Pakistan's reported capture of the Taliban's top commander, with CIA help, would represent a dramatic shift after years protecting leaders of a militia that served as its proxy in Afghanistan, analysts said Tuesday.
The New York Times reported late Monday that Mullah Abdul Ghani Baradar was captured in Karachi last week in a secret operation carried out by Pakistan's Inter-Services Intelligence agency (ISI) and the Central Intelligence Agency.
"It's a clear signal to the Afghan Taliban commanders in Pakistan: Things have changed. You've got to make a choice, either you are going to continue fighting and it's going to be without our help, or you make a deal," said Arturo Munoz, a former CIA officer.

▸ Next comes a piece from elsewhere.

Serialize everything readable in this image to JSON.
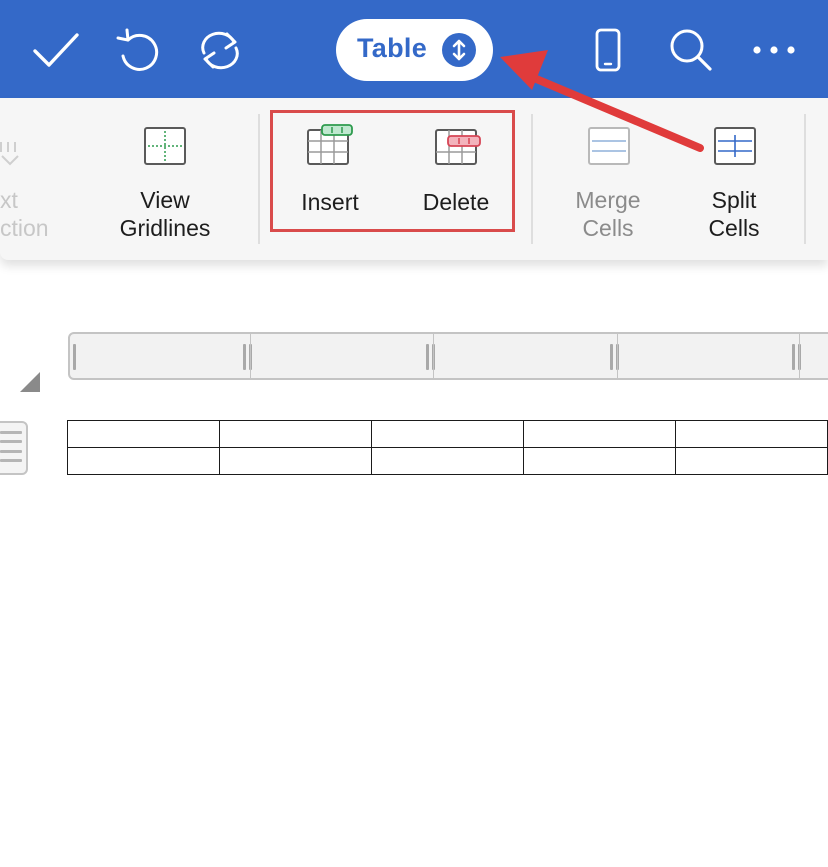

Without confirming Baradar's arrest, White House spokesman Robert Gibbs hailed the increased cooperation with ISI, a military intelligence arm that helped create the Taliban in the 1990s and has maintained contacts with it ever since.
"We've seen an increase in Pakistani pushback on extremists in their own country, which I think is beneficial, not simply for us," Gibbs said.
Not everyone is convinced that the ISI has now made a decisive turn against its former allies, and it remains to be seen how long the new spirit of cooperation will last.
Paul Pillar, a former top CIA analyst, told AFP that Baradar's arrest, while a departure, fitted a Pakistani intelligence pattern of making only "incremental" concessions to US pressure.
"Does it mean the ISI is fully on board? I doubt it," said Bruce Riedel, a former CIA officer who last year led a White House review of Afghan strategy. But he said, "it's... a significant step in the right direction."
And no one doubts the arrest was a huge coup for Washington, which has turned up the pressure on Pakistan over the past year as it has surged forces into Afghanistan to stem a deteriorating security environment.
Retired general Jim Jones, the national security adviser and the latest in a long line of top officials to travel to Islamabad, was in Pakistan last week around the time of Baradar's arrest.
Baradar, second only in the Taliban hierarchy to Mullah Mohammed Omar, was the top commander of the movement, laying down military strategy, meeting with commanders and managing its finances.
A former top security official in the Taliban regime, he ascended to the number two spot after the 2001 US-led invasion that forced out Mullah Omar.
Baradar "knew how to govern and how to lead in the traditional Pashtun way, relying on shuras, listening to his subcommanders," said Munoz.
"He was a very respected, very beloved leader, and so to lose him I think will be extremely demoralizing for the Taliban movement. Having said that, the Taliban are tough guys, they've been at war for quite a while."
Riedel said Baradar is a potential "gold mine of intelligence information, both from what he might be able to say but also if he had a laptop with him, or a Blackberry or whatever."
"This guy will know where most of the safe houses and rat holes are, and it will therefore be harder for them," he said.
He said the capture was also a victory for the broader US campaign in Afghanistan, which has struggled against Pakistan's reluctance to move against the Taliban's safe havens.
He said Pakistan's military leaders have concluded after fighting local Taliban militants inside Pakistan that they were inextricably linked with the Afghan Taliban, "and you really couldn't move against one and not the other."
There also have been other signs the Pakistani military is rethinking its Taliban strategy, most notably a recent offer to mediate with Taliban factions, something it had declined to do in the past.
"It's possible that one of the reasons the Pakistanis were willing to cooperate here is they want a political process to begin where their partners would become part of the political process," said Riedel.
"And I suspect Mullah Omar and Mullah Baradar were opposed to that. They are not reconcilable. They are interested in victory. So this may have the consequence of weakening the hardliners within the Taliban," he said.